"Rhodes Notes" + response to reader

"Rhodes Notes" [mp3 removed]

Some scratch sounds that I granularized a couple of years ago and forgot about. These riffs are supplemented with live synth blorts and a collection of Fender Rhodes loops that sort of tie everything together. Am actually pretty excited about this piece's mix of moods and gear changes.
An angry reader went off on me today, criticizing my blog, my writing, my person, and every fiber of my being as a complete sinkhole of poisonous corruption and the unkindest cut of all was that I constantly post...incomplete music!!
Sir, please, please unsubscribe from this blog feed. I've already blocked you on Twitter, for your own good--what were you thinking, following Satan like that?

Update: Reposted the song with tweaks to the gain and panning of the LFO'd "blorts." Those analog sounds are kind of horrible but I think they are critical to the piece.

GIF fights

Another day, another rancorous discussion of animated GIFs. This topic brings out the worst in people, possibly because livelihoods are threatened. If everyone can do web design, who needs to hire designers? The cross-posted comment below is out of context but responds to several topics on the thread. The first refers to AFC intern Will Brand's leading questions about "GIF partisanship":

Paddy, Will designed the web page for you that has links to many of my (and others') writings on the subject of "why artists use GIFs": http://www.artfagcity.com/gif/links.php
He knows my answers to his questions, he is being needlessly confrontational here.

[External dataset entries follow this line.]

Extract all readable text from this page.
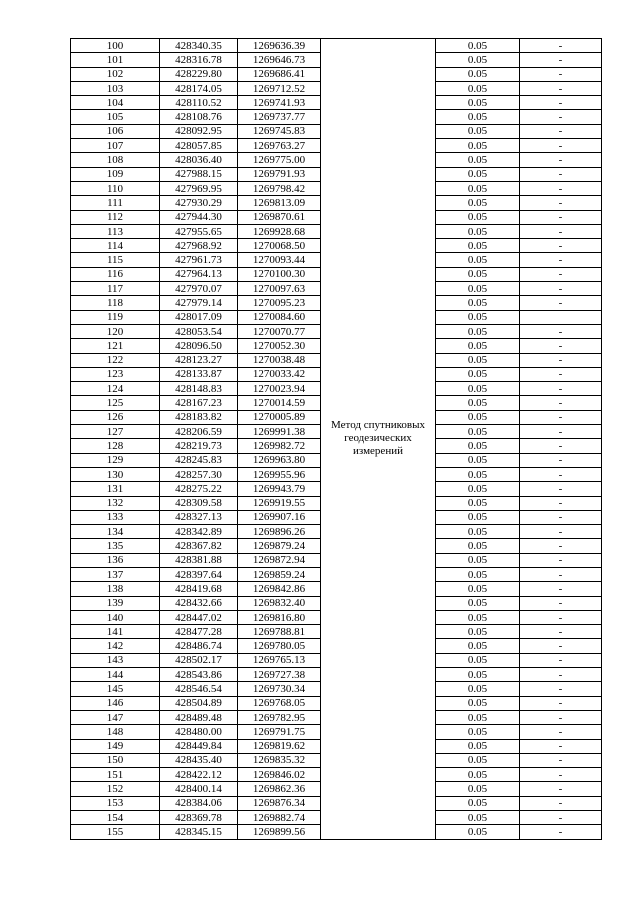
100	428340.35	1269636.39	Метод спутниковых геодезических измерений	0.05	-
101	428316.78	1269646.73		0.05	-
102	428229.80	1269686.41		0.05	-
103	428174.05	1269712.52		0.05	-
104	428110.52	1269741.93		0.05	-
105	428108.76	1269737.77		0.05	-
106	428092.95	1269745.83		0.05	-
107	428057.85	1269763.27		0.05	-
108	428036.40	1269775.00		0.05	-
109	427988.15	1269791.93		0.05	-
110	427969.95	1269798.42		0.05	-
111	427930.29	1269813.09		0.05	-
112	427944.30	1269870.61		0.05	-
113	427955.65	1269928.68		0.05	-
114	427968.92	1270068.50		0.05	-
115	427961.73	1270093.44		0.05	-
116	427964.13	1270100.30		0.05	-
117	427970.07	1270097.63		0.05	-
118	427979.14	1270095.23		0.05	-
119	428017.09	1270084.60		0.05	
120	428053.54	1270070.77		0.05	-
121	428096.50	1270052.30		0.05	-
122	428123.27	1270038.48		0.05	-
123	428133.87	1270033.42		0.05	-
124	428148.83	1270023.94		0.05	-
125	428167.23	1270014.59		0.05	-
126	428183.82	1270005.89		0.05	-
127	428206.59	1269991.38		0.05	-
128	428219.73	1269982.72		0.05	-
129	428245.83	1269963.80		0.05	-
130	428257.30	1269955.96		0.05	-
131	428275.22	1269943.79		0.05	-
132	428309.58	1269919.55		0.05	-
133	428327.13	1269907.16		0.05	-
134	428342.89	1269896.26		0.05	-
135	428367.82	1269879.24		0.05	-
136	428381.88	1269872.94		0.05	-
137	428397.64	1269859.24		0.05	-
138	428419.68	1269842.86		0.05	-
139	428432.66	1269832.40		0.05	-
140	428447.02	1269816.80		0.05	-
141	428477.28	1269788.81		0.05	-
142	428486.74	1269780.05		0.05	-
143	428502.17	1269765.13		0.05	-
144	428543.86	1269727.38		0.05	-
145	428546.54	1269730.34		0.05	-
146	428504.89	1269768.05		0.05	-
147	428489.48	1269782.95		0.05	-
148	428480.00	1269791.75		0.05	-
149	428449.84	1269819.62		0.05	-
150	428435.40	1269835.32		0.05	-
151	428422.12	1269846.02		0.05	-
152	428400.14	1269862.36		0.05	-
153	428384.06	1269876.34		0.05	-
154	428369.78	1269882.74		0.05	-
155	428345.15	1269899.56		0.05	-
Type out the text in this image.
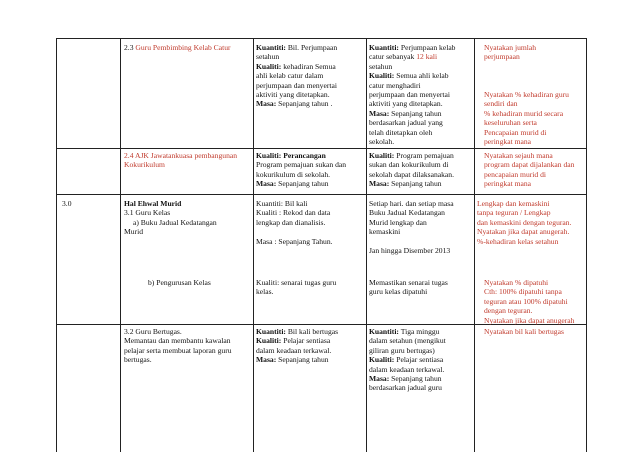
2.3 Guru Pembimbing Kelab Catur	Kuantiti: Bil. Perjumpaan

setahun

Kualiti: kehadiran Semua

ahli kelab catur dalam

perjumpaan dan menyertai

aktiviti yang ditetapkan.

Masa: Sepanjang tahun .

Kuantiti: Perjumpaan kelab

catur sebanyak 12 kali

setahun

Kualiti: Semua ahli kelab

catur menghadiri

perjumpaan dan menyertai

aktiviti yang ditetapkan.

Masa: Sepanjang tahun

berdasarkan jadual yang

telah ditetapkan oleh

sekolah.

Nyatakan jumlah

perjumpaan

Nyatakan % kehadiran guru

sendiri dan

% kehadiran murid secara

keseluruhan serta

Pencapaian murid di

peringkat mana

2.4 AJK Jawatankuasa pembangunan

Kokurikulum

Kualiti: Perancangan

Program pemajuan sukan dan

kokurikulum di sekolah.

Masa: Sepanjang tahun

Kualiti: Program pemajuan

sukan dan kokurikulum di

sekolah dapat dilaksanakan.

Masa: Sepanjang tahun

Nyatakan sejauh mana

program dapat dijalankan dan

pencapaian murid di

peringkat mana

3.0	Hal Ehwal Murid

3.1 Guru Kelas

a) Buku Jadual Kedatangan

Murid

b) Pengurusan Kelas

Kuantiti: Bil kali

Kualiti : Rekod dan data

lengkap dan dianalisis.

Masa : Sepanjang Tahun.

Kualiti: senarai tugas guru

kelas.

Setiap hari. dan setiap masa

Buku Jadual Kedatangan

Murid lengkap dan

kemaskini

Jan hingga Disember 2013

Memastikan senarai tugas

guru kelas dipatuhi

Lengkap dan kemaskini

tanpa teguran / Lengkap

dan kemaskini dengan teguran.

Nyatakan jika dapat anugerah.

%-kehadiran kelas setahun

Nyatakan % dipatuhi

Cth: 100% dipatuhi tanpa

teguran atau 100% dipatuhi

dengan teguran.

Nyatakan jika dapat anugerah

3.2 Guru Bertugas.

Memantau dan membantu kawalan

pelajar serta membuat laporan guru

bertugas.

Kuantiti: Bil kali bertugas

Kualiti: Pelajar sentiasa

dalam keadaan terkawal.

Masa: Sepanjang tahun

Kuantiti: Tiga minggu

dalam setahun (mengikut

giliran guru bertugas)

Kualiti: Pelajar sentiasa

dalam keadaan terkawal.

Masa: Sepanjang tahun

berdasarkan jadual guru

Nyatakan bil kali bertugas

As I said in one of the posts linked to on that page: "Have said before that I'm not married to the animated GIF for 'artistic expression' on the web. If at some point only of 40% of browsers, mobile devices, etc read them then it will be time to use something else."

Michael Manning is correct that we use GIFs because they're still the best for what they do--quick easily loaded animations that read on the most browsers. He's also right that the big companies are phasing them out without offering a better alternative. Some of us like the "GIF aesthetic" of reduced frame rates, compression, etc, but that's mainly a stylistic choice.

In light of "cinemagraphs" Reddit has a discussion on "successors to the animated GIF": http://www.reddit.com/r/AskReddit/comments/i23fk/why_there_is_no_successor_of_animated_gif_format/ (hat tip Andrej)

That thread reiterates some of what has been said here but doesn't mention CSS.

I wish in these shouting matches we could agree on some basic post-GIF nomenclature. I originally referred to Google's Martha Graham animation as "html5 or canvas." Will called it "CSS sprites and JavaScript to animate them"; then Tim Whidden went back to calling it HTML5. According to Wikipedia "A common misconception is that HTML5 can provide animation within web pages, which is untrue. Either JavaScript or CSS3 is necessary for animating HTML elements. Animation is also possible using JavaScript and HTML."

I assume that Google's animation was a combination of CSS and JavaScript--that isn't automatically HTML5. Either way, our current GIF alternative seems to boil down to, as Michael Manning says about Tumult Hype, a "bad and less capable version of Flash."

Adding: the "canvas" element is a tag that can be added to HTML5 pages. It's not for animation per se. The main advantage of canvas seems to be interactivity--you can draw in it. In any case it's not in wide use and isn't really being proffered as a GIF substitute--please correct me if I'm wrong about this.

query 2

Q. Outside of that, a more general question, which you're free to answer here or on your blog or not at all: why does football matter to people? Does it matter? Is this football partisanship a social project, or does it have some cognitive or ethical value? Specifically, I'm looking for an answer that isn't equally applicable to every other form of human activity.

A. [Grunts... cursing... sound of beer bottle breaking]

query

Q. Outside of that, a more general question, which you're free to answer here or on your blog or not at all: why does YouTube matter to artists? Does it matter? Is this YouTube partisanship a social project, or is it relevant to the working methods of net artists today? Specifically, I'm looking for an answer that isn't equally applicable to another format.

A. Well, first of all, I don't really know what you mean by net artist. Aren't all artists just artists, using various tools? I guess we use YouTube because we like the unpredictability of never knowing what's going to happen once you submit your material to their resizing algorithms. Will your piece look good? Like crap? But despite those vagaries, it's nice to be in the warm embrace of a large company that owns your data and can remove it at a whim. "Social project" is a bit condescending to people who take their work seriously, but, yeah, YouTube is very social. Commenters say whatever pops in their heads, and it's fun to read those.